Praxe criminosa em Famalicão

MATA / MV — 2 Novembro 2009

praxe_mural_72dp.jpgEm 26 de Setembro, o tribunal de Famalicão considerou a direcção da Universidade Lusíada responsável pelos acontecimentos que conduziram à morte de um estudante. O MATA (Movimento Anti-“Tradição Académica”) relata o caso num comunicado de que publicamos as principais passagens.

Em Outubro de 2001, Diogo Macedo, estudante de arquitectura e membro da tuna académica, morreu devido a lesões cérebro-medulares, após acontecimentos ainda por esclarecer ocorridos na noite em que, aparentemente, tinha decidido abandonar a tuna por não suportar mais as praxes a que era submetido.

Inicialmente, a morte foi considerada acidental, mas a autópsia revelou múltiplas escoriações corporais, além da fractura de uma vértebra cervical resultante de agressão e que teria sido a causa da morte.

Dois elementos da tuna chegaram a ser constituídos arguidos. Contudo, o processo foi arquivado em 2004 por falta de provas. Com efeito, apesar de estarem perto de 20 pessoas nas mesmas instalações que Diogo, nenhuma delas se recordava dos acontecimentos. Após a morte, ter-se-ão reunido de urgência para gizar versões sobre os factos, oportunamente gerando uma “amnésia” colectiva que se apoderou dos “amigos” e “colegas” de Diogo, impedindo-os de fornecerem qualquer pormenor. O próprio juiz reconheceu o “muro de silêncio” que tinha sido criado.

Depois do processo-crime, seguiu-se o processo cível. O tribunal deu como provada a morte do estudante em consequência de uma pancada, desferida durante a praxe, obrigando a Universidade Lusíada de Famalicão a pagar uma indemnização de 90 mil euros à família de Diogo por considerar que a ULF não controlou nem evitou as praxes académicas. Esta decisão é idêntica à de outros tribunais relativamente a casos semelhantes, no sentido de responsabilizar as faculdades pelos actos que se passam durante as praxes.

Sobre o caso, o MATA faz algumas considerações pertinentes.

Estranha que apenas 3 anos depois da morte de Diogo Macedo os acontecimentos tenham sido tornados públicos, em grande parte devido a uma reportagem da jornalista Felícia Cabrita, apesar de a direcção da Lusíada ter ameaçado de expulsão qualquer aluno que lhe prestasse declarações.

Acusa a Universidade de impedir que a mãe de Diogo tentasse descobrir as causas da morte do seu filho e de silenciar as vozes que poderiam esclarecer as circunstâncias em que o aluno morreu.

Nesta tuna (e em todas as outras tunas universitárias), a democracia é inexistente.

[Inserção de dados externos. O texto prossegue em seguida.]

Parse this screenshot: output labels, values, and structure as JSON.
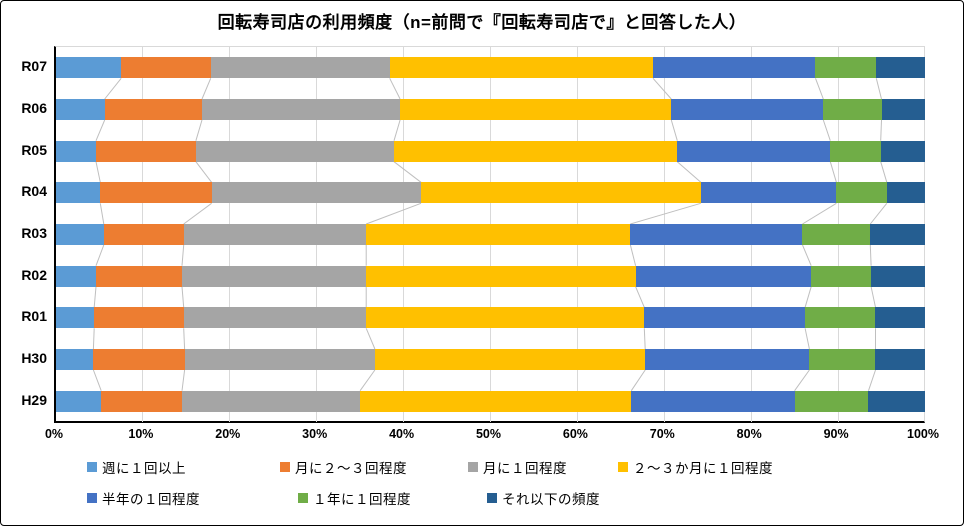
{
  "chart_data": {
    "type": "bar",
    "orientation": "horizontal-stacked",
    "title": "回転寿司店の利用頻度（n=前問で『回転寿司店で』と回答した人）",
    "categories": [
      "R07",
      "R06",
      "R05",
      "R04",
      "R03",
      "R02",
      "R01",
      "H30",
      "H29"
    ],
    "series": [
      {
        "name": "週に１回以上",
        "color": "#5B9BD5",
        "values": [
          7.5,
          5.6,
          4.6,
          5.1,
          5.5,
          4.6,
          4.4,
          4.3,
          5.2
        ]
      },
      {
        "name": "月に２～３回程度",
        "color": "#ED7D31",
        "values": [
          10.3,
          11.2,
          11.5,
          12.8,
          9.2,
          9.9,
          10.3,
          10.5,
          9.3
        ]
      },
      {
        "name": "月に１回程度",
        "color": "#A5A5A5",
        "values": [
          20.6,
          22.8,
          22.8,
          24.1,
          21.0,
          21.2,
          21.0,
          21.9,
          20.5
        ]
      },
      {
        "name": "２～３か月に１回程度",
        "color": "#FFC000",
        "values": [
          30.3,
          31.2,
          32.6,
          32.2,
          30.4,
          31.0,
          32.0,
          31.1,
          31.2
        ]
      },
      {
        "name": "半年の１回程度",
        "color": "#4472C4",
        "values": [
          18.7,
          17.5,
          17.6,
          15.6,
          19.8,
          20.2,
          18.5,
          18.9,
          18.8
        ]
      },
      {
        "name": "１年に１回程度",
        "color": "#70AD47",
        "values": [
          7.0,
          6.7,
          5.8,
          5.8,
          7.8,
          6.9,
          8.1,
          7.6,
          8.5
        ]
      },
      {
        "name": "それ以下の頻度",
        "color": "#255E91",
        "values": [
          5.6,
          5.0,
          5.1,
          4.4,
          6.3,
          6.2,
          5.7,
          5.7,
          6.5
        ]
      }
    ],
    "x_ticks": [
      "0%",
      "10%",
      "20%",
      "30%",
      "40%",
      "50%",
      "60%",
      "70%",
      "80%",
      "90%",
      "100%"
    ],
    "xlim": [
      0,
      100
    ],
    "grid": "vertical-major",
    "legend_position": "bottom",
    "styles": {
      "gridline_color": "#D9D9D9",
      "axis_color": "#000000",
      "connector_line_color": "#BFBFBF",
      "background": "#FFFFFF"
    }
  }
}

O relacionamento é totalmente condicionado por uma hierarquia absolutamente rígida. Quem as integra obedece a uma autêntica estrutura de castas com claro prejuízo para quem está “mais abaixo” na cadeia. Este era o caso do Diogo, que apesar de já a integrar há 4 anos, continuava a ser “caloiro” e alvo de animosidade, a qual esteve na origem da sua decisão de abandonar o grupo.

À semelhança do que se passa noutras instituições do ensino superior, é evidente a conivência entre direcções e grupos de estudantes que têm como base a hierarquização, submissão e proliferação de comportamentos repressores e violentos. Não se pode perpetuar estas “tradições” imaginárias que se apoderaram do vazio cultural e intelectual que tem caracterizado as escolas nestes últimos anos.

Este caso extravasa os contornos praxísticos, a sua gravidade é a de um homicídio. Homicídio que ocorreu no contexto da praxe, numa tuna, entre estudantes, nas instalações de uma faculdade do ensino superior. Estes factos obrigam-nos a pensar na arbitrariedade da “tradição”. A “tradição” não pode cobrir de impunidade actos como este, os muros têm de ser derrubados e permitir que a verdade venha ao de cima.